The presentation of Karl Lagerfeld's final collection for Chanel, shown at Paris women's fashion week on Tuesday, opened with a minute of silence in tribute to the fashion giant. The label's iconic creative director passed away on February 19 at the age of 85.
After models stood silent on the catwalk at the Grand Palais in Paris, a recording of Lagerfeld's voice talking about his presentations was played. He could be heard, with his distinctive German accent, describing how Queen Elizabeth II once came to one of his shows and said it was "like walking into a painting."
For the show dedicated to the most prolific designer of the past century, the Grand Palais was turned into an Alpine winter wonderland, with a dozen chalets and drifts of artificial snow — a set worthy of Lagerfeld's legendary showmanship.
On the catwalk, different Chanel muses were part of the line-up, including Cara Delevingne who opened the presentation, as well as actress Penelope Cruz and the young Kaia Gerber, Cindy Crawford's daughter. The show concluded with a David Bowie song, "Heroes."
Vogue's editor-in-chief Anna Wintour, top model Claudia Schiffer, who was Lagerfeld's muse in the 1990s, as well as Monica Belluci and Korean K-pop singer Jennie were among the stars attending the event in the first row.
Setting an upbeat tone before the begin of the presentation, every guest was given a drawing of the designer alongside the brand's founder, Coco Chanel, accompanied by the caption, "The beat goes on." The tribute to the German-born creator reflected the "Kaiser's" dry wit by avoiding teary displays of mourning.
Read more: How Karl Lagerfeld made an icon of himself
While his punchy statements grabbed headlines, Lagerfeld's leadership of famous haute couture fashion house Chanel is what truly made him a star.
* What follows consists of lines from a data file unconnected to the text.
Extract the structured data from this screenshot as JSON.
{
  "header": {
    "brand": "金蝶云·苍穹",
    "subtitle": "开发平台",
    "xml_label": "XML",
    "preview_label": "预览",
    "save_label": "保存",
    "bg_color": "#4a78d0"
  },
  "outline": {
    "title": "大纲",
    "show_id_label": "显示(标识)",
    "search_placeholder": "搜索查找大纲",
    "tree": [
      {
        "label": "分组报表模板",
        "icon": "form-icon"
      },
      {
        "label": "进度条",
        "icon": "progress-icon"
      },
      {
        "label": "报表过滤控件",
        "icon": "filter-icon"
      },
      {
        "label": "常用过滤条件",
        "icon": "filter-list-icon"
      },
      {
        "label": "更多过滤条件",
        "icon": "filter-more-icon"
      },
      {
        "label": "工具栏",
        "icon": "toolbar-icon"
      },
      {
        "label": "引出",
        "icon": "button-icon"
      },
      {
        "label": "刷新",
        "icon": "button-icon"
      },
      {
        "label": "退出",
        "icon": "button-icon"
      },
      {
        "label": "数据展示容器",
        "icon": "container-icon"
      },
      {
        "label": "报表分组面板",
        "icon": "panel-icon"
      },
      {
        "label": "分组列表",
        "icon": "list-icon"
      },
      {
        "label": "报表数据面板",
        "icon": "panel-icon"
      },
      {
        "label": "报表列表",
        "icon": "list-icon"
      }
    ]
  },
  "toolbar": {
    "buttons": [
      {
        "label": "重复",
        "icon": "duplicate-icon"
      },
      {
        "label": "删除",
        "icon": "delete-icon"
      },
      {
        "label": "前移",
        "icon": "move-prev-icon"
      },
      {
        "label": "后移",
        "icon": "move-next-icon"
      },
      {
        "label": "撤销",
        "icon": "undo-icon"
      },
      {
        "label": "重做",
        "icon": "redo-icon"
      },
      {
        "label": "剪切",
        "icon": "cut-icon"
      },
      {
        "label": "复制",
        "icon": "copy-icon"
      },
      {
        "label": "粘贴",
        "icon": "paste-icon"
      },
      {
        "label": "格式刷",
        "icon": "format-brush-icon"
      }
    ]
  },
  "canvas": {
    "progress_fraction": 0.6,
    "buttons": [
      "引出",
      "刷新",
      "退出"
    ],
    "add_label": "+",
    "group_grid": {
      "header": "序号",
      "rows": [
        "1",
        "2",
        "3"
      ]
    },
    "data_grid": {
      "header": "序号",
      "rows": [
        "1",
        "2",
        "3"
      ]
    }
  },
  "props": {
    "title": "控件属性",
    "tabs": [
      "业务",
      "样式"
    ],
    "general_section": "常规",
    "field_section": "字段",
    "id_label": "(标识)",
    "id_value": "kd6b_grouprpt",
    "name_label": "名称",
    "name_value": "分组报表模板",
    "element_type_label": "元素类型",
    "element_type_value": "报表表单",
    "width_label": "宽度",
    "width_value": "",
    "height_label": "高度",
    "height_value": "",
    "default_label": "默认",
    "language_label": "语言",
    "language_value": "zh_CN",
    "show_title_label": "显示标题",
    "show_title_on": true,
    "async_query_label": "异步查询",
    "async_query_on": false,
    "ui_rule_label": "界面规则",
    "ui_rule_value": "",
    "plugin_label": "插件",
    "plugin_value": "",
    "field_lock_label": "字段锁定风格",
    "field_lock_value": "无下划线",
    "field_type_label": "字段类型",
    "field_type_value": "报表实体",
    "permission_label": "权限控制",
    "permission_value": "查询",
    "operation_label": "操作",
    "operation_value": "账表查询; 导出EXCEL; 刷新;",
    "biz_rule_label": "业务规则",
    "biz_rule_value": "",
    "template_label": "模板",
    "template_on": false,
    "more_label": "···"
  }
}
The prolific designer oversaw the brand for the last 37 years, leading it through a variety of changes, which included, ironically, incorporating sweatpants into the fashion lineup — even though he had also famously declared that sweatpants were "a sign of defeat."
Overseeing the collection this time around is Lagerfeld's closest collaborator, Virginie Viard, who has worked with him for over three decades; Lagerfeld had described her as his "right and left hand."
Viard started at Chanel as an intern and only left to work with Lagerfeld for five years at Chloe — another French brand for which he worked for 25 years — before she returned to Chanel as haute couture coordinator.
It remains unclear how many of the pieces appearing on the catwalk today were designed by Lagerfeld himself, but given his close partnership with Viard, perhaps it doesn't really matter.
The designer, a self-proclaimed workaholic, was known for hand-drawing ideas he would give to her to realize."I understand him and I can sublimate what he wants to do and bring to Chanel," Viard told French press agency AFP in a 2015 interview.
Last week, Chanel's owners dispelled rumors that Viard would only temporarily take over as the creative head of the house until they'd line up another big name, stating that they had absolute "confidence in the team that worked with Karl Lagerfeld for over 30 years."
Chanel has announced that a actual farewell event for Lagerfeld will take place at a later date and not as part of Tuesday's show. The designer was cremated at a simple ceremony attended by only his closest friends and colleagues.
Lagerfeld was known to attend every show put on by the fashion house. However, in January, illness kept him from attending Chanel's haute couture presentation for the first time.